François Desjardins   10 janvier 2009  Économie
Au chapitre de l’emploi, les États-Unis ont connu leur pire année depuis 1945.
Photo : Agence France-Presse
Au chapitre de l’emploi, les États-Unis ont connu leur pire année depuis 1945.
Le marché du travail s'est tenu debout autant que possible en 2008, mais les données publiées hier, qui traduisent un effondrement dans la construction et des difficultés dans le commerce, montrent qu'il ne résiste plus à la récession nord-américaine. Alors que l'économie canadienne a perdu 34 000 postes en décembre, les pertes au Québec ont atteint 9400 emplois, un chiffre qui aurait été plus élevé s'il n'y avait pas eu de campagne électorale pour générer de l'embauche dans les administrations publiques.

Pendant ce temps, au sud de la frontière, la situation a empiré une fois de plus. Le département du Travail a fait état hier d'un mois de décembre catastrophique, où 525 000 nouvelles pertes d'emplois ont mis une touche finale à la pire année depuis 1945, incitant les économistes à dire que le gouvernement doit appliquer au plus vite ses mesures d'aide à l'économie et aux travailleurs licenciés afin de limiter les dégâts.

«C'est un rappel brutal quant à l'urgence de prendre des mesures», a dit le président élu, Barack Obama, lors d'une conférence de presse en matinée. Un plan de relance de 775 milliards $US est à l'étude au Congrès américain, contenant à la fois des mesures visant à créer de l'emploi et des baisses d'impôt pour séduire les républicains. «À l'évidence, la situation est très grave.

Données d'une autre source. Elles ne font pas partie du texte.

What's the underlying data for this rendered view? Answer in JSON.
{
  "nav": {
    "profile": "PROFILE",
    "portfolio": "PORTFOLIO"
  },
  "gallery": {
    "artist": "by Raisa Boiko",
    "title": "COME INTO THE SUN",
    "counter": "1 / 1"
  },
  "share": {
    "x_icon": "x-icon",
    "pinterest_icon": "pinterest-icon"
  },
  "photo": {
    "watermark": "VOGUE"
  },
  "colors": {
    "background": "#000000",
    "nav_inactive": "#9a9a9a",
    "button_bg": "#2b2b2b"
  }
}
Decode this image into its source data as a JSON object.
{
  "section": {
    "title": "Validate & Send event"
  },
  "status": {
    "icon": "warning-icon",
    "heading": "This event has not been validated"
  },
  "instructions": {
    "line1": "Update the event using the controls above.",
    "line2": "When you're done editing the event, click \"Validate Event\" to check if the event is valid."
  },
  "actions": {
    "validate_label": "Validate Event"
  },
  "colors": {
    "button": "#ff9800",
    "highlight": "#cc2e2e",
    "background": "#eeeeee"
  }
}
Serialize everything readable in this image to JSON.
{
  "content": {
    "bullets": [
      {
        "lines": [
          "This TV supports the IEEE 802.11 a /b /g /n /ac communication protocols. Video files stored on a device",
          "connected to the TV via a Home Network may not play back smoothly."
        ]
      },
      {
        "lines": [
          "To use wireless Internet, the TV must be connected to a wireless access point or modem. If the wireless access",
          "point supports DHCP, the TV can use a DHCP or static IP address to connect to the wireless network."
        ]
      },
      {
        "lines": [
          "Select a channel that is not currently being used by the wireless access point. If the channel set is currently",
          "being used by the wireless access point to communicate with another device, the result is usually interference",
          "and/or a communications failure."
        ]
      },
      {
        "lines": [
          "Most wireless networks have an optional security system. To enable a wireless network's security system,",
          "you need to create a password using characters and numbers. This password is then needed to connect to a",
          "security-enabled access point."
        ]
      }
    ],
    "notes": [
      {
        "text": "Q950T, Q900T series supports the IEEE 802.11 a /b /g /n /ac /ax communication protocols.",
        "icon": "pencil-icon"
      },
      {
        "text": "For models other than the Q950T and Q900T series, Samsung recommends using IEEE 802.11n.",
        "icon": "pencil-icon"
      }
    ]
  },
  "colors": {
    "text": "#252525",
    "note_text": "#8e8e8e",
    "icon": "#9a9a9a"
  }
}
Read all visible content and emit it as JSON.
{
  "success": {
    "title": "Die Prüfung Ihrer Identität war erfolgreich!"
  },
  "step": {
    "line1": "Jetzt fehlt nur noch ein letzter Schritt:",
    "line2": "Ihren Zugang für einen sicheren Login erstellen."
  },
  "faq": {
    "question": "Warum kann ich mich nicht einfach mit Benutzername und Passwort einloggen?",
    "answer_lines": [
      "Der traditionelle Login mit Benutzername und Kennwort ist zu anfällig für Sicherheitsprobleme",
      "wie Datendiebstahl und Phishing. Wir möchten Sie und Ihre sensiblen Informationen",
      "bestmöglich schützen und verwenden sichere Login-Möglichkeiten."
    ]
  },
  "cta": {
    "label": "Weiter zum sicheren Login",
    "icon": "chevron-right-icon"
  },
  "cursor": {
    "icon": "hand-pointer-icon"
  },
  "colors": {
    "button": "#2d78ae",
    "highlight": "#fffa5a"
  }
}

Elle se détériore et cela exige de prendre des mesures immédiates», a ajouté le 44e président des États-Unis.

Les effets au Québec

Les données de Statistique Canada montrent que cette récession dans laquelle se sont embourbés les États-Unis a maintenant des effets concrets de ce côté-ci de la frontière.

«La morosité a fini par rejoindre le marché du travail québécois en décembre», a estimé Joëlle Noreau, économiste au Mouvement Desjardins, selon laquelle la première moitié de 2009 donnera lieu à de nombreuses pertes d'emplois.

Au Québec, le taux de chômage a augmenté de 0,3 point à 7,3 %. Entre autres, le secteur de la construction a vu 18 500 emplois partir en fumée, tandis que dans les commerces 17 000 personnes ont perdu leur travail.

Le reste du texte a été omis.